Moradores e comerciantes estão revoltados com aumento do IPTU para 2026, que em alguns casos vão de 20% a 400% em relação ao tributo cobrado no ano anterior, em Campo Grande.
O drama dos empresários foi trazido pela Câmara de Dirigentes Lojistas de Campo Grande, a CDL. Foi observado que o reajuste para mais foi bem maior que o anunciado pela prefeita Adriane Lopes (PP), de 5,32% - correspondente à inflação oficial do período anterior.
Revolta
Ainda segundo reportado, a constatação do aumento abusivo gerou reação na entidade, que passou a receber manifestações do comércio, donos de imóveis e aposentados. Estes últimos, pela legislação, deveriam estar isentas do imposto. Na avaliação da Câmara, a alta exorbitante compromete o planejamento financeiro de empresas e amplia a insegurança jurídica do tributo.

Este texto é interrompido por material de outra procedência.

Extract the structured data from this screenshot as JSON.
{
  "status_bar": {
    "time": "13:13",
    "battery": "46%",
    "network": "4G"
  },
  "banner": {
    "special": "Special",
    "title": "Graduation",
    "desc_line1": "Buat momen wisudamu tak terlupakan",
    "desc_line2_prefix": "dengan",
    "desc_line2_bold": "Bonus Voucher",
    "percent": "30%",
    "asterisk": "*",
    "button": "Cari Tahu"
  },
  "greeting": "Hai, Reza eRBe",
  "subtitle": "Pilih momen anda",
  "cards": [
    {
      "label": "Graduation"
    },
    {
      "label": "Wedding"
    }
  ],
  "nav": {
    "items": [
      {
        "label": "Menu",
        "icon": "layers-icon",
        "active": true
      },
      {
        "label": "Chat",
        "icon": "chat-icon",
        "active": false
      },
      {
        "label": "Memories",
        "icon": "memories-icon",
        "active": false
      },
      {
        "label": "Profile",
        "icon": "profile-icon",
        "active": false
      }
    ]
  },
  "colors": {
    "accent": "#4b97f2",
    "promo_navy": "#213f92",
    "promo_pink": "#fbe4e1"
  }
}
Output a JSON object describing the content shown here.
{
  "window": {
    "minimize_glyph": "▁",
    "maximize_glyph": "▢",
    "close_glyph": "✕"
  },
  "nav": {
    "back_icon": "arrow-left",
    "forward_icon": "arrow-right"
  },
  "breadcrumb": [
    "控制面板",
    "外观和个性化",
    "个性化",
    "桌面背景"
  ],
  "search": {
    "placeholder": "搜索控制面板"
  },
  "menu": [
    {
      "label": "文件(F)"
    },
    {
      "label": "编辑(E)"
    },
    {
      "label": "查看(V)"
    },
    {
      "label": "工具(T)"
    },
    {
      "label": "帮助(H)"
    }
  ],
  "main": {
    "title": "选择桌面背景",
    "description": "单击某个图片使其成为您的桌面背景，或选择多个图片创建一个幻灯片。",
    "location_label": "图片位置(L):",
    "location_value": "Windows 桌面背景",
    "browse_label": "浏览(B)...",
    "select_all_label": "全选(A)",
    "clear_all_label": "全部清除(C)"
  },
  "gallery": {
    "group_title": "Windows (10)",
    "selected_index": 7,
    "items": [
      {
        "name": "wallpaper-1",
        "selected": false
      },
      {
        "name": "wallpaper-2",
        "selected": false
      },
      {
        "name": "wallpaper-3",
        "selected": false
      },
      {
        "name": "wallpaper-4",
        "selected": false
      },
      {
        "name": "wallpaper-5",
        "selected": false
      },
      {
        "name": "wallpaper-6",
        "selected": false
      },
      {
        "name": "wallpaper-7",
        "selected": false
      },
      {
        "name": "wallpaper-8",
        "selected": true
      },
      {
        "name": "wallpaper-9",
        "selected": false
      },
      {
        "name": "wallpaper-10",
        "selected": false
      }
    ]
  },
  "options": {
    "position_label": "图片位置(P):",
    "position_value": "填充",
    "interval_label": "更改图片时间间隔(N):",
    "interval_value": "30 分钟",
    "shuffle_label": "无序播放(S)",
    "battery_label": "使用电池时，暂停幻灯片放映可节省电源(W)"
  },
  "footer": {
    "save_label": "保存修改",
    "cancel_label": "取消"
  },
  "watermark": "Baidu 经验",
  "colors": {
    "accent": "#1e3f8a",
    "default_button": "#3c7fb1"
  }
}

O presidente da CDL Campo Grande, Adelaido Figueiredo, entende que o aumento efetivamente praticado contradiz o discurso da gestão Adriane.
''O decreto fala em reposição inflacionária, mas o que chega ao contribuinte são valores muito superiores. Isso afeta diretamente o comércio, que já enfrenta custos elevados, juros altos e consumo retraído'', afirma.
Mais caro
A Câmara de Lojistas cita casos de imóveis comerciais e residenciais com reajustes superiores a 20% sem qualquer alteração estrutural, além de situações extremas em que o imposto quase quadruplicou. Faixa etária que seria isenta recebeu carnês com valores integrais.
Ignorou a Câmara
A legislação municipal, reflete a entidade, permite que o Executivo faça apenas a correção inflacionária do IPTU por decreto. Qualquer aumento real, decorrente de atualização da planta genérica de valores ou reavaliação imobiliária, exige aprovação da Câmara Municipal.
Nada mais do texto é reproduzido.